The Stop Community Food Centre's annual What's on the Table event raised $270,000 for the food-security organization.
Wednesday night at Wychwood Barns, The Stop Community Food Centre cooked up a successful charity fundraiser—a $250-per-ticket banquet during which Toronto’s best chefs and generous donors united to raise $270,000. In the process, they helped ensure that food accessibility and equality remain issues close to Torontonians’ hearts. (Because, as they say, the way to anyone’s heart is through his or her stomach.)
What’s On The Table, as the fundraiser is known, is now in its eighth year. Wednesday’s edition sported an all-star lineup of the best culinary talent in Toronto, and a live auction whose proceeds went to fund a program that provides warm drop-in meals to those in need.

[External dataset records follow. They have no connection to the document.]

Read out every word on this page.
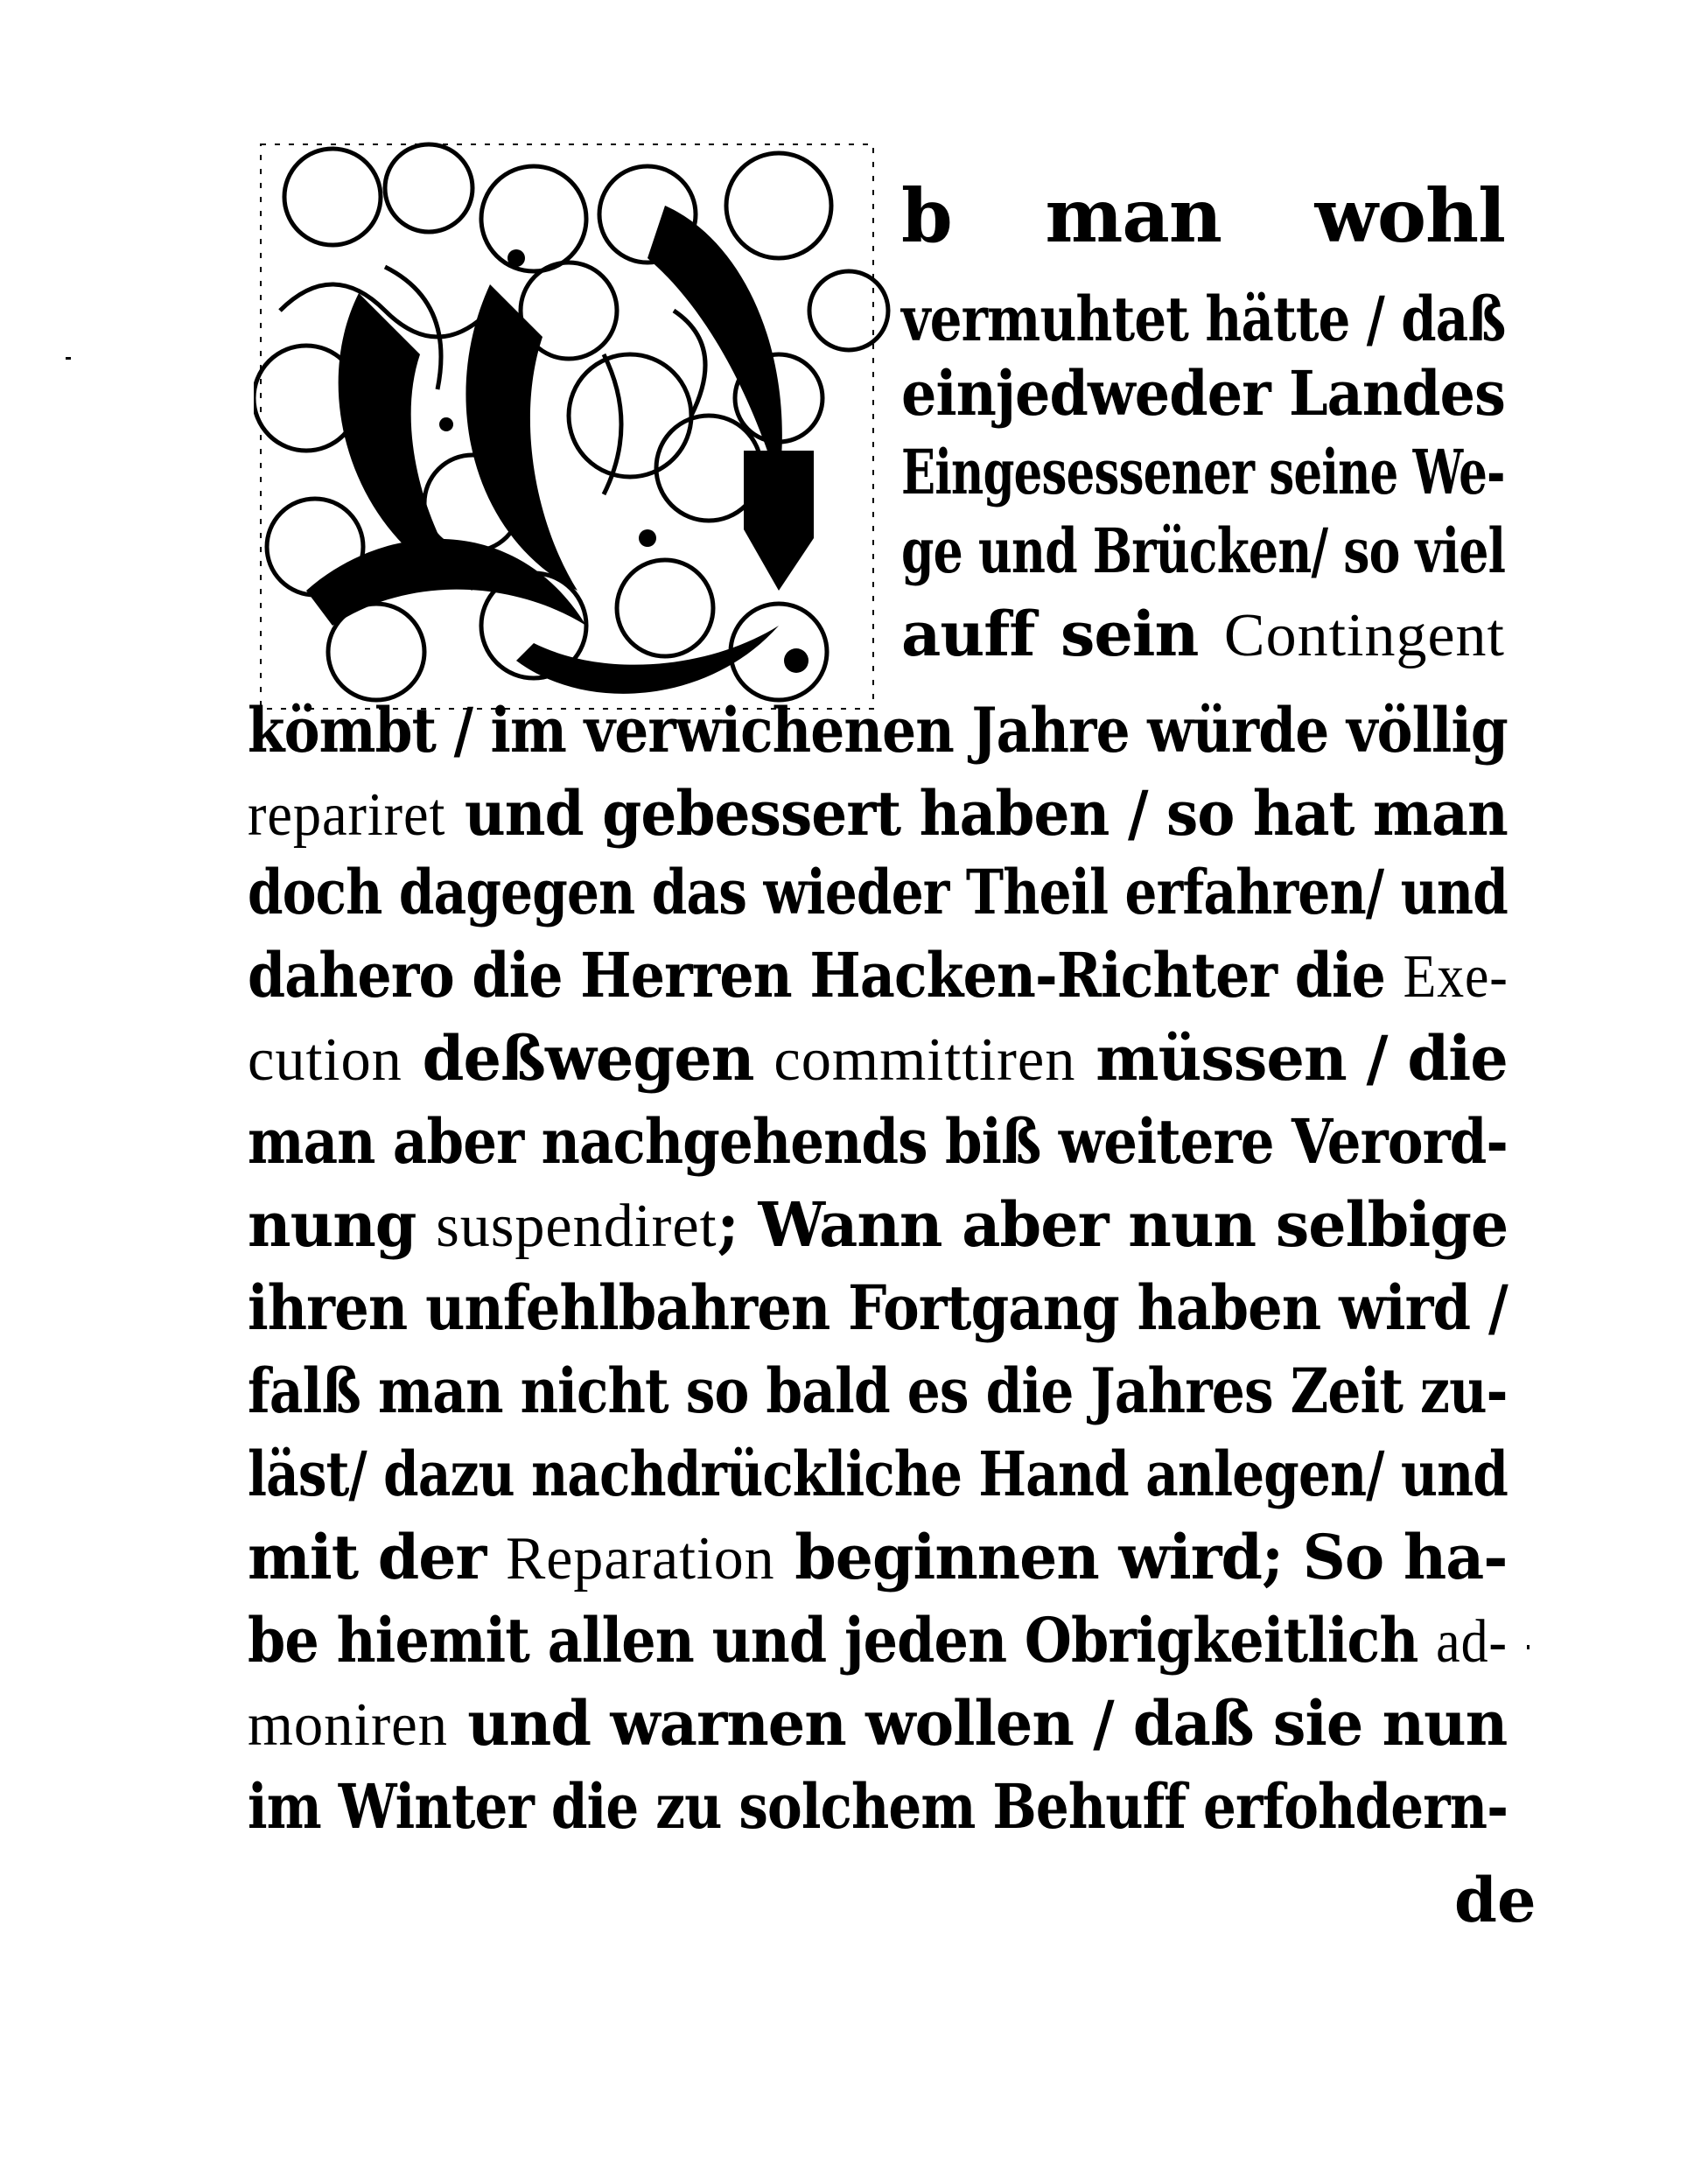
b man wohl
vermuhtet hätte / daß
einjedweder Landes
Eingesessener seine We-
ge und Brücken/ so viel
auff sein Contingent
kömbt / im verwichenen Jahre würde völlig
repariret und gebessert haben / so hat man
doch dagegen das wieder Theil erfahren/ und
dahero die Herren Hacken-Richter die Exe-
cution deßwegen committiren müssen / die
man aber nachgehends biß weitere Verord-
nung suspendiret; Wann aber nun selbige
ihren unfehlbahren Fortgang haben wird /
falß man nicht so bald es die Jahres Zeit zu-
läst/ dazu nachdrückliche Hand anlegen/ und
mit der Reparation beginnen wird; So ha-
be hiemit allen und jeden Obrigkeitlich ad-
moniren und warnen wollen / daß sie nun
im Winter die zu solchem Behuff erfohdern-
de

The Stop runs many programs aimed at ensuring food in Toronto is accessible, healthy, and never in short supply for people of all walks of life. At Wychwood Barns, the organization operates a state-of-the-art greenhouse at that grows over 4,000 pounds of produce a year (including oranges, lemons, and grapefruit), as well as a commercial kitchen.
Chef Chris Brown is one of the driving forces behind The Stop. He rounded up friends from kitchens around the city to join him for What’s on the Table. For the most part, their recipes honoured The Stop’s commitment to local food.
Wine from Niagara vineyards flowed, and representatives from Steamwhistle Brewery talked about how their employer uses Canadian green glass, employs a local glassblower to help recycle bottles into art, and relies on deep-lake cooling from Lake Ontario to reduce its electricity bills.
Between bites of her lemon-thyme pettole and harvest vegetable skewer from George Restaurant, attendee Sarah Crawford said she loves supporting The Stop—especially considering the fact that she can eat while she does so. She and her husband both volunteer with the organization as a baker and a cook, respectively.
Without a doubt, some of the best bites of the evening were vegetarian. George’s vegetable skewer won over Torontoist’s heart. Meanwhile, Cafe Belong, of the Evergreen Brickworks, put together a pickled pumpkin “steamroller” that was an utter delight. The chestnut soup shooters from Jamie Kennedy Kitchens had a smooth, comforting texture that matched the autumnal weather outside.
The item that seemed to be creating the most excitement was GwaiLo‘s pastrami spring roll, served up with kimchi-pickled tomatoes from Chef Nick Liu’s garden, and Chinese-mustard aioli. The densely packed meat in a tight crisp wrapper hit every note as its juices dribbled down chins.
There were plenty of other daring creations on display as well, like Beast Restaurant’s Ontario water buffalo manti—a type of Turkish dumpling smeared in a light, creamy sauce with an appealing garlicky aroma. And then there were Nadège Patisserie‘s Camembert macarons, which were a mouthful in the best way possible. Soma‘s salted caramel hot chocolate, with toffee powder, gingerbread, and pecan chips was also a show stealer.
For many who attended the event, the only thing better than leaving with a belly full of warm food was knowing that, thanks to the money raised, others will have full bellies too.
This post originally said, incorrectly, that What’s On the Table had raised $46,000 for The Stop. In fact, the amount was $270,000.
The third image in the photo gallery was incorrectly labelled as Cafe Belong’s pumpkin steamroller. The photo actually shows Sidecar’s smoked beef cheek terrine.